First person: If there is a New Zealand metropolis demonstrating how to raise Alert 4 – we will all take a sheet of Kaikōura’s book. The South Island has so far averted all confirmed Delta cases, but this coastal North Canterbury community looks like they are taking the threat seriously.

The scene this morning was one of the teases and temptations.

Sugar-coated peaks, boundless blue skies, and fur seals curling their whiskers in the sunlight.

Silky smooth sea with breathtakingly good diving visibility.

But no boat rocking on the water, no swimmer in a wetsuit on the beach or a local loitering in Nin’s Bin.

Everything empty except for a small handful of people in town standing in line for a superette.

There were masks on their faces, and everyone diligently kept a distance of two meters.

Aside from the views, the drive on State Highway 1 was pretty unfathomable for this die-hard Auckland commuter.

Driving north as a major worker meant sharing the vast tarseal stretches between Kaikōura and Blenheim with a total of … seven trucks, five subways, and an entire car.

I’m starting my journey home because a bus trip through the hinterland was cut off from short-time work and work obligations that I couldn’t do in my short bunker facility in Christchurch.

The only company in the passenger seat of my car is a pile of Dettol wipes, gloves, masks, and disinfectants, and I’m only staying one night at an important workers’ hotel.

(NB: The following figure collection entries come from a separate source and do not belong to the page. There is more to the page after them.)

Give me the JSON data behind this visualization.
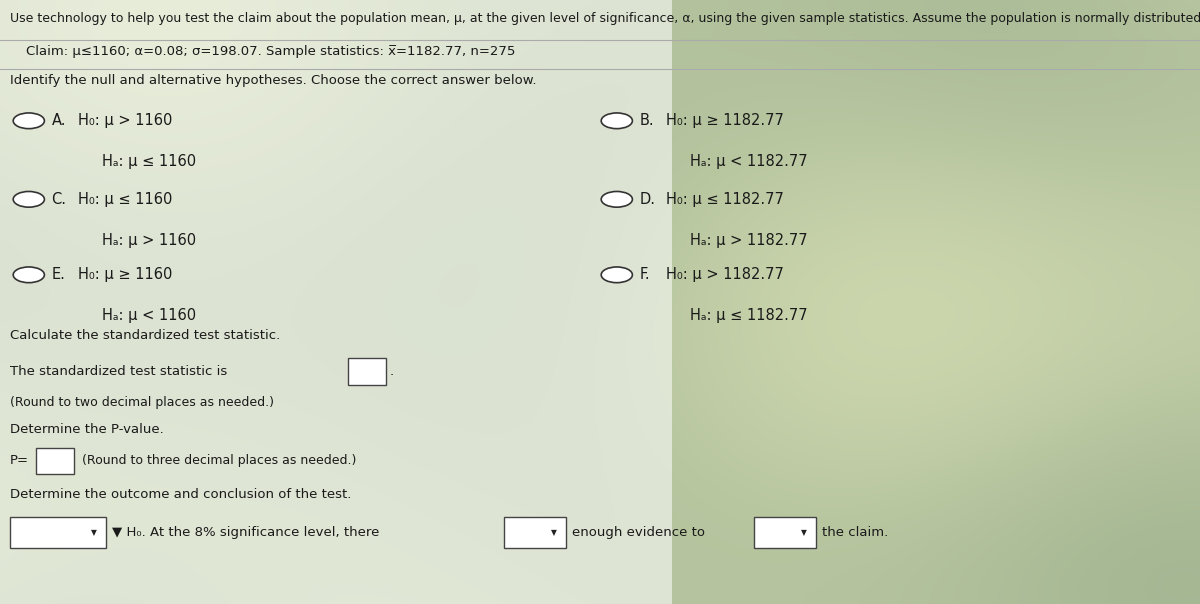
{
  "bg_color_top": "#c8c8b0",
  "panel_bg": "#f0f0e8",
  "text_color": "#1a1a1a",
  "title_line": "Use technology to help you test the claim about the population mean, μ, at the given level of significance, α, using the given sample statistics. Assume the population is normally distributed.",
  "claim_line": "Claim: μ≤1160; α=0.08; σ=198.07. Sample statistics: x̅=1182.77, n=275",
  "identify_line": "Identify the null and alternative hypotheses. Choose the correct answer below.",
  "options": [
    {
      "label": "A.",
      "h0": "H₀: μ > 1160",
      "ha": "Hₐ: μ ≤ 1160",
      "col": 0
    },
    {
      "label": "B.",
      "h0": "H₀: μ ≥ 1182.77",
      "ha": "Hₐ: μ < 1182.77",
      "col": 1
    },
    {
      "label": "C.",
      "h0": "H₀: μ ≤ 1160",
      "ha": "Hₐ: μ > 1160",
      "col": 0
    },
    {
      "label": "D.",
      "h0": "H₀: μ ≤ 1182.77",
      "ha": "Hₐ: μ > 1182.77",
      "col": 1
    },
    {
      "label": "E.",
      "h0": "H₀: μ ≥ 1160",
      "ha": "Hₐ: μ < 1160",
      "col": 0
    },
    {
      "label": "F.",
      "h0": "H₀: μ > 1182.77",
      "ha": "Hₐ: μ ≤ 1182.77",
      "col": 1
    }
  ],
  "calc_line": "Calculate the standardized test statistic.",
  "test_stat_line1": "The standardized test statistic is",
  "test_stat_line2": "(Round to two decimal places as needed.)",
  "pvalue_header": "Determine the P-value.",
  "pvalue_line": "(Round to three decimal places as needed.)",
  "outcome_header": "Determine the outcome and conclusion of the test.",
  "outcome_text1": "H₀. At the 8% significance level, there",
  "outcome_text2": "enough evidence to",
  "outcome_text3": "the claim.",
  "font_size_title": 9.0,
  "font_size_body": 9.5,
  "font_size_options": 10.5
}
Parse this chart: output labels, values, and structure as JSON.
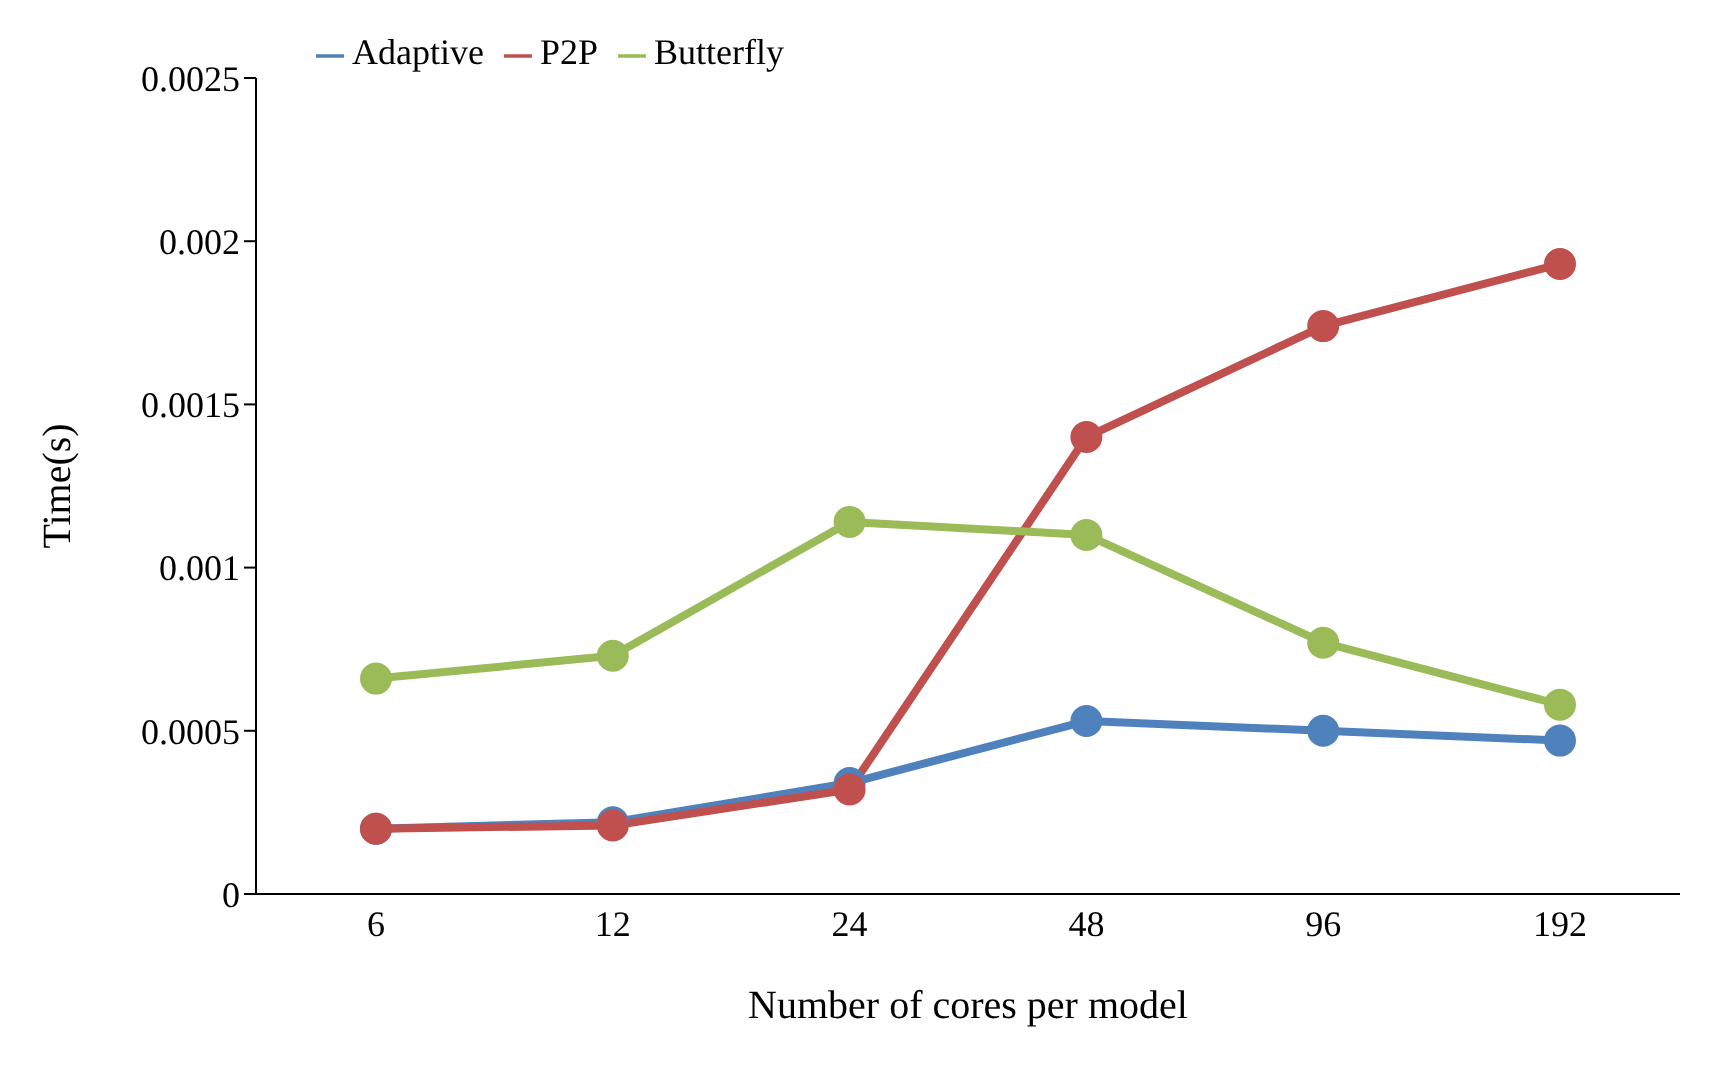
{
  "chart_data": {
    "type": "line",
    "xlabel": "Number of cores per model",
    "ylabel": "Time(s)",
    "categories": [
      "6",
      "12",
      "24",
      "48",
      "96",
      "192"
    ],
    "series": [
      {
        "name": "Adaptive",
        "color": "#4f81bd",
        "values": [
          0.0002,
          0.00022,
          0.00034,
          0.00053,
          0.0005,
          0.00047
        ]
      },
      {
        "name": "P2P",
        "color": "#c0504d",
        "values": [
          0.0002,
          0.00021,
          0.00032,
          0.0014,
          0.00174,
          0.00193
        ]
      },
      {
        "name": "Butterfly",
        "color": "#9bbb59",
        "values": [
          0.00066,
          0.00073,
          0.00114,
          0.0011,
          0.00077,
          0.00058
        ]
      }
    ],
    "ylim": [
      0,
      0.0025
    ],
    "yticks": [
      0,
      0.0005,
      0.001,
      0.0015,
      0.002,
      0.0025
    ],
    "grid": false,
    "legend": "top left",
    "marker": "circle",
    "line_style": "solid"
  }
}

The rest are all coffees from the roadside gas stove and One Square Meals. Glamorous.

At the entrance to Blenheim, a lonely red traffic light almost derailed my plans.

It had been placed between a construction site sign and a blind corner, unmarked on the transport company’s website.

Seconds passed, then minutes. It glowed stubbornly red. It occurred to me that today I could be the very first person to come across this traffic light.

Maybe it was left out by road workers by mistake?

It took more than 20 minutes for it to blink green, and I fiddled with my gear stick and handbrake in sweet relief.

It was so quiet on board the Kaiarahi Interislander ferry that I could hear another passenger snoring softly through the lounge and winced when my sandwich container crackled.

There were a lot of trucks, but I was one of only nine cars.

The employees took photos of important work permits, caught tickets contactless with a Dorito cardboard box and waved the passengers to separate seats.

No families drinking wine or TV commercials on the upper decks today.

There are plenty of ugly stories in police press releases of verbal abuse and level 4 rule breakers, but it’s clear hundreds are doing the right thing.

And are we not lucky enough to have our beautiful landscape wait patiently on the other side.